# Biggest Challenges Facing The Trades? (Swag Giveaway!)



## Robie (Feb 25, 2005)

> Hopefully we remember how awesome America is before that time - and do something about it.


It ain't looking too positive.....

Good read, btw.


----------



## DMC1 (Apr 11, 2015)

Thanks Robie, I think enough people are aware of what's going on that there will be plenty of push-back but, not enough in enough time.. the industry is changing behind the scenes and even right in front of us in ways most people are tuned into yet.. 

I'll never leave the industry though no matter what it becomes, I can't sit still lol


----------



## apzimmermann (Oct 20, 2013)

All good points, but someone still needs to pass the torch and teach the newbies how to do the work.


----------



## DMC1 (Apr 11, 2015)

Agreed apzimmerman


----------



## apzimmermann (Oct 20, 2013)

Now if I could just get a good contractor to take on a green horn all things would be perfect.


----------



## Kowboy (May 7, 2009)

DMC1 said:


> I'm based in Boston but me and a few friends have started joint non-profit ventures in Detroit. Our latest is a trade school that will train and direct workers directly into jobs replacing water infrastructure as a solution not to the lack of skilled workers but to (besides their water woes) the poverty there,
> 
> poverty will self correct the market and the problems I mentioned above,
> 
> by that I mean that kids with little to no options who survive the gauntlet of urban poverty (drugs, gangs, prison, death) and rural poverty (mainly the military and associated mental problems that stem from that) often gravitate toward the trades which goes hand in hand with our national direction at the moment; which is the poor getting poorer.

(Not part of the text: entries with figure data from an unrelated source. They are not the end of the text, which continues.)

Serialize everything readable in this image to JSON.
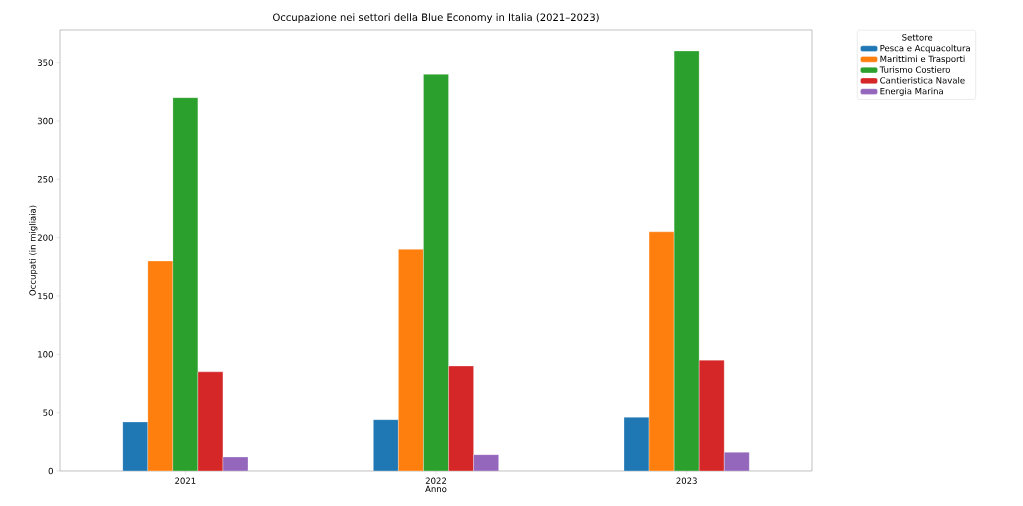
{
  "chart_data": {
    "type": "bar",
    "title": "Occupazione nei settori della Blue Economy in Italia (2021–2023)",
    "xlabel": "Anno",
    "ylabel": "Occupati (in migliaia)",
    "legend_title": "Settore",
    "legend": "top right",
    "grid": false,
    "categories": [
      "2021",
      "2022",
      "2023"
    ],
    "ylim": [
      0,
      378
    ],
    "yticks": [
      0,
      50,
      100,
      150,
      200,
      250,
      300,
      350
    ],
    "series": [
      {
        "name": "Pesca e Acquacoltura",
        "color": "#1f77b4",
        "values": [
          42,
          44,
          46
        ]
      },
      {
        "name": "Marittimi e Trasporti",
        "color": "#ff7f0e",
        "values": [
          180,
          190,
          205
        ]
      },
      {
        "name": "Turismo Costiero",
        "color": "#2ca02c",
        "values": [
          320,
          340,
          360
        ]
      },
      {
        "name": "Cantieristica Navale",
        "color": "#d62728",
        "values": [
          85,
          90,
          95
        ]
      },
      {
        "name": "Energia Marina",
        "color": "#9467bd",
        "values": [
          12,
          14,
          16
        ]
      }
    ]
  }
}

The last time I heard of a scheme like this it was to turn recent parolees into residential construction workers. Why is it that every time their is some social ill, everyone looks to the construction industry as the social savior? Why not turn these cons and disadvantaged youth into dentists or chiropractors? I didn't notice a lot more bad teeth and sore backs during the last recession, but there were a hell of a lot less houses getting built.

The "dumping ground" connotation of construction is what contributes to our low social status. You don't want your daughter to marry one, he may be an ex-con or an ex-low-life.


----------



## DMC1 (Apr 11, 2015)

This isn't a parolee program, it's a program for the vast amount of unemployed Detroit residents who want work but can't find it due to lack of jobs. [Insert picture of 1929 era bread lines] I guessing you haven't any spent time in Detroit since the recession hit.

Also, the existing water infrastructure is set to be replaced and there will be many bids from companies outside of Detroit and Michigan who bring in outside labor and upon completion they take the money outside of Detroit, where it's needed most. 

Not sure where you're coming from with the rest of what you stated, feel free to clarify your points -


----------